Selasa, 29 September 2015
Di tengah musim kemarau panjang akibat fenomena iklim El Nino, muncul perbedaan pendapat mengenai rencana pemerintah mengimpor beras.
Perbedaan tersebut muncul dari pernyataan Presiden Joko Widodo dan Wakil Presiden Jusuf Kalla.
Saat panen padi varietas unggul IPB-3S di Karawang, Jawa Barat, Minggu (27/9), Presiden mengatakan belum akan gegabah mengimpor beras. Saat ini sedang dihitung dampak El Nino terhadap produksi beras. Jumat lalu, dalam rapat terbatas tertutup di Istana yang dipimpin Presiden, disimpulkan stok pangan aman.
Sebelumnya, Rabu pekan lalu, Wakil Presiden menyatakan, pemerintah akan mengimpor 1,5 juta ton beras. Stok beras yang dipegang Bulog 1,7 juta ton akan habis akhir tahun ini. Stok harus bertambah untuk menjamin pasokan beras bagi masyarakat miskin dan menjaga stabilitas harga karena kekeringan bisa berlangsung hingga Desember.
Perbedaan pandangan terbuka antara Presiden dan Wakil Presiden—dengan argumentasi masing-masing—menimbulkan pertanyaan di masyarakat mengenai koordinasi pada aras tertinggi pemerintahan.
Pernyataan Presiden dalam pertemuan dengan pedagang beras dan pengusaha penggilingan padi, Senin, menunjukkan keberpihakan pada petani dan konsumen tanpa meminggirkan pengusaha. Petani harus memperoleh pendapatan yang baik karena telah menanam padi untuk kepentingan nasional. Impor akan menyebabkan harga jatuh. Pedagang diminta tidak mengambil untung sepihak yang akan merugikan konsumen dan petani.
Persoalan beras tidak sepele. Beras makanan utama sebagian besar penduduk Indonesia. Bagi masyarakat berpenghasilan menengah ke bawah, beras masih menjadi sumber pengeluaran penting. Kenaikan harga beras akan menurunkan daya beli keluarga.
Dalam sejarah Indonesia, beras juga komoditas politik. Peristiwa politik besar di Tanah Air, setidaknya pada 1966 dan 1998, diawali dengan masalah pangan, terutama beras. Kebetulan pada saat itu juga terjadi El Nino.
Data produksi dan konsumsi beras menjadi masalah bertahun-tahun. Ke depan, akurasi data produksi beras dan pangan keseluruhan hendaknya menjadi perhatian karena padanya diletakkan dasar perencanaan produksi pangan.

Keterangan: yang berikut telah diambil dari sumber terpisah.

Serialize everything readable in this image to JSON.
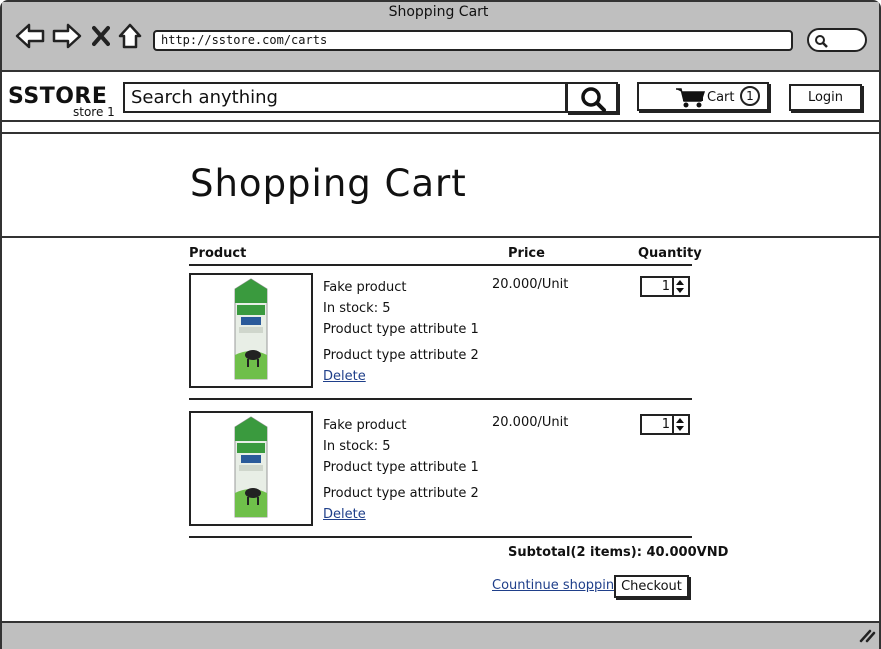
{
  "window": {
    "title": "Shopping Cart",
    "url": "http://sstore.com/carts"
  },
  "header": {
    "logo": "SSTORE",
    "store_label": "store 1",
    "search_placeholder": "Search anything",
    "cart_label": "Cart",
    "cart_count": "1",
    "login_label": "Login"
  },
  "page": {
    "title": "Shopping Cart"
  },
  "table": {
    "headers": {
      "product": "Product",
      "price": "Price",
      "quantity": "Quantity"
    },
    "items": [
      {
        "name": "Fake product",
        "stock": "In stock: 5",
        "attr1": "Product type attribute 1",
        "attr2": "Product type attribute 2",
        "delete_label": "Delete",
        "price": "20.000/Unit",
        "quantity": "1"
      },
      {
        "name": "Fake product",
        "stock": "In stock: 5",
        "attr1": "Product type attribute 1",
        "attr2": "Product type attribute 2",
        "delete_label": "Delete",
        "price": "20.000/Unit",
        "quantity": "1"
      }
    ]
  },
  "summary": {
    "subtotal": "Subtotal(2 items): 40.000VND",
    "continue_label": "Countinue shopping",
    "checkout_label": "Checkout"
  },
  "colors": {
    "chrome": "#bfbfbf",
    "link": "#1f3f8a",
    "milk_green": "#3a9a3e"
  }
}
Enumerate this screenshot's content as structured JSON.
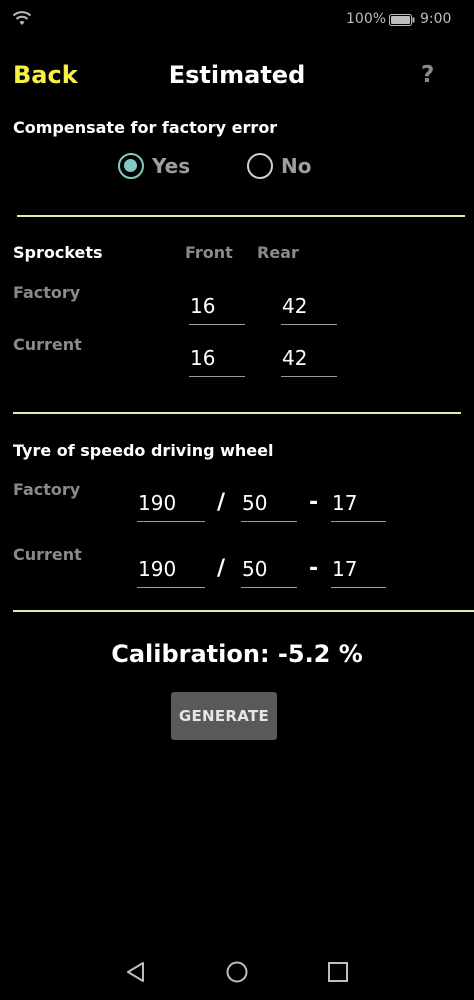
{
  "status_bar": {
    "battery_percent": "100%",
    "time": "9:00",
    "icons": [
      "wifi-icon",
      "battery-icon"
    ]
  },
  "header": {
    "back_label": "Back",
    "title": "Estimated",
    "help_label": "?"
  },
  "compensate": {
    "label": "Compensate for factory error",
    "options": [
      {
        "label": "Yes",
        "selected": true
      },
      {
        "label": "No",
        "selected": false
      }
    ]
  },
  "sprockets": {
    "title": "Sprockets",
    "columns": [
      "Front",
      "Rear"
    ],
    "rows": [
      {
        "label": "Factory",
        "front": "16",
        "rear": "42"
      },
      {
        "label": "Current",
        "front": "16",
        "rear": "42"
      }
    ]
  },
  "tyre": {
    "title": "Tyre of speedo driving wheel",
    "separators": [
      "/",
      "-"
    ],
    "rows": [
      {
        "label": "Factory",
        "width": "190",
        "profile": "50",
        "rim": "17"
      },
      {
        "label": "Current",
        "width": "190",
        "profile": "50",
        "rim": "17"
      }
    ]
  },
  "calibration": {
    "text": "Calibration: -5.2 %"
  },
  "generate_label": "GENERATE",
  "nav_bar": {
    "icons": [
      "back-triangle-icon",
      "home-circle-icon",
      "recents-square-icon"
    ]
  },
  "colors": {
    "accent_yellow": "#f7f046",
    "radio_teal": "#80cbc4",
    "divider": "#e9eaa0",
    "button_bg": "#595959"
  }
}
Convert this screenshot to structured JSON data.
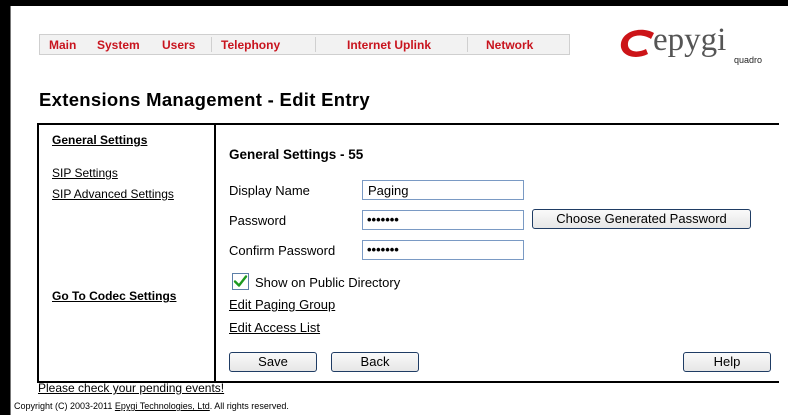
{
  "nav": {
    "items": [
      "Main",
      "System",
      "Users",
      "Telephony",
      "Internet Uplink",
      "Network"
    ]
  },
  "logo": {
    "text": "epygi",
    "sub": "quadro"
  },
  "page_title": "Extensions Management - Edit Entry",
  "sidebar": {
    "general_settings": "General Settings",
    "sip_settings": "SIP Settings",
    "sip_advanced_settings": "SIP Advanced Settings",
    "go_to_codec": "Go To Codec Settings"
  },
  "form": {
    "heading": "General Settings - 55",
    "display_name_label": "Display Name",
    "display_name_value": "Paging",
    "password_label": "Password",
    "password_value": "•••••••",
    "choose_password_button": "Choose Generated Password",
    "confirm_password_label": "Confirm Password",
    "confirm_password_value": "•••••••",
    "public_directory_label": "Show on Public Directory",
    "public_directory_checked": true,
    "edit_paging_group": "Edit Paging Group",
    "edit_access_list": "Edit Access List",
    "save_button": "Save",
    "back_button": "Back",
    "help_button": "Help"
  },
  "footer": {
    "pending_events": "Please check your pending events!",
    "copyright_prefix": "Copyright (C) 2003-2011 ",
    "copyright_link": "Epygi Technologies, Ltd",
    "copyright_suffix": ". All rights reserved."
  },
  "colors": {
    "nav_text": "#c8141e",
    "logo_swoosh": "#cc1418",
    "checkmark": "#1e9a20"
  }
}
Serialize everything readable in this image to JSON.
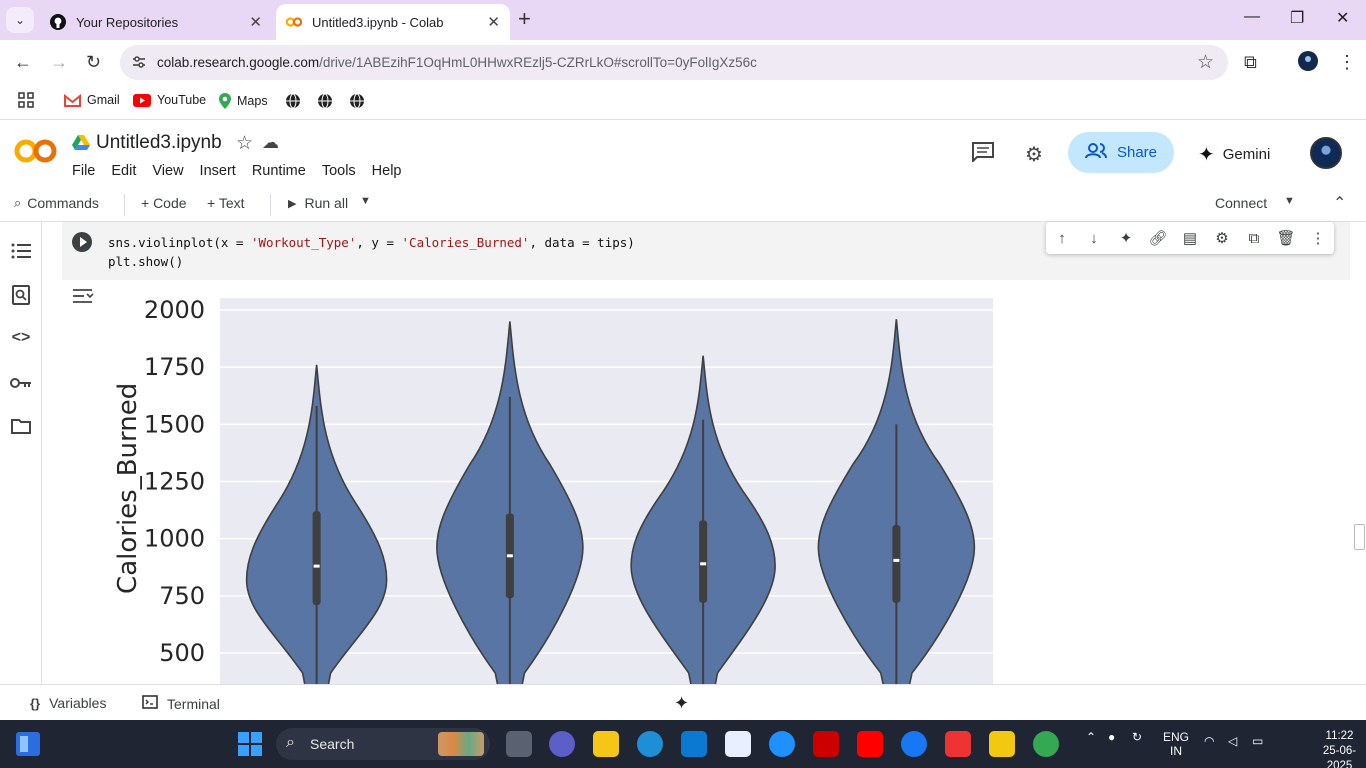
{
  "browser": {
    "tabs": [
      {
        "title": "Your Repositories",
        "icon": "github-icon",
        "active": false
      },
      {
        "title": "Untitled3.ipynb - Colab",
        "icon": "colab-icon",
        "active": true
      }
    ],
    "url_host": "colab.research.google.com",
    "url_path": "/drive/1ABEzihF1OqHmL0HHwxREzlj5-CZRrLkO#scrollTo=0yFolIgXz56c",
    "bookmarks": [
      {
        "label": "Gmail",
        "icon": "gmail-icon"
      },
      {
        "label": "YouTube",
        "icon": "youtube-icon"
      },
      {
        "label": "Maps",
        "icon": "maps-icon"
      }
    ]
  },
  "colab": {
    "notebook_title": "Untitled3.ipynb",
    "menu": [
      "File",
      "Edit",
      "View",
      "Insert",
      "Runtime",
      "Tools",
      "Help"
    ],
    "share_label": "Share",
    "gemini_label": "Gemini",
    "toolbar": {
      "commands": "Commands",
      "code": "+ Code",
      "text": "+ Text",
      "run_all": "Run all",
      "connect": "Connect"
    },
    "cell": {
      "line1_pre": "sns.violinplot(x = ",
      "line1_s1": "'Workout_Type'",
      "line1_mid": ", y = ",
      "line1_s2": "'Calories_Burned'",
      "line1_post": ", data = tips)",
      "line2": "plt.show()"
    },
    "bottom": {
      "variables": "Variables",
      "terminal": "Terminal"
    }
  },
  "chart_data": {
    "type": "violin",
    "ylabel": "Calories_Burned",
    "yticks": [
      500,
      750,
      1000,
      1250,
      1500,
      1750,
      2000
    ],
    "ylim_visible": [
      415,
      2050
    ],
    "grid": true,
    "series": [
      {
        "max": 1760,
        "q3": 1120,
        "median": 880,
        "q1": 710,
        "whisker_high": 1580,
        "widest_at": 820,
        "half_width": 70
      },
      {
        "max": 1950,
        "q3": 1110,
        "median": 925,
        "q1": 740,
        "whisker_high": 1620,
        "widest_at": 960,
        "half_width": 73
      },
      {
        "max": 1800,
        "q3": 1080,
        "median": 890,
        "q1": 720,
        "whisker_high": 1520,
        "widest_at": 880,
        "half_width": 72
      },
      {
        "max": 1960,
        "q3": 1060,
        "median": 905,
        "q1": 720,
        "whisker_high": 1500,
        "widest_at": 960,
        "half_width": 78
      }
    ],
    "color": "#5875a4"
  },
  "taskbar": {
    "search_label": "Search",
    "lang1": "ENG",
    "lang2": "IN",
    "time": "11:22",
    "date": "25-06-2025"
  }
}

Menteri Pertanian telah menjanjikan produksi beras akan cukup. Janji tersebut harus dibuktikan di lapangan dengan memastikan semua sarana produksi tersedia tepat waktu, tepat jumlah, dan tepat kualitas. Varietas IPB-3S yang memberi hasil hingga 9,4 ton gabah kering giling, misalnya, selayaknya mendapat dukungan dikembangkan.
Yang tidak kalah penting, penduduk miskin, hampir miskin, dan kelas menengah dapat mengakses beras tersebut dengan harga yang terjangkau. Kalaupun kemudian diputuskan mengimpor beras, hendaknya tidak ada pihak yang mengambil keuntungan dan impor dilaksanakan oleh lembaga pemerintah.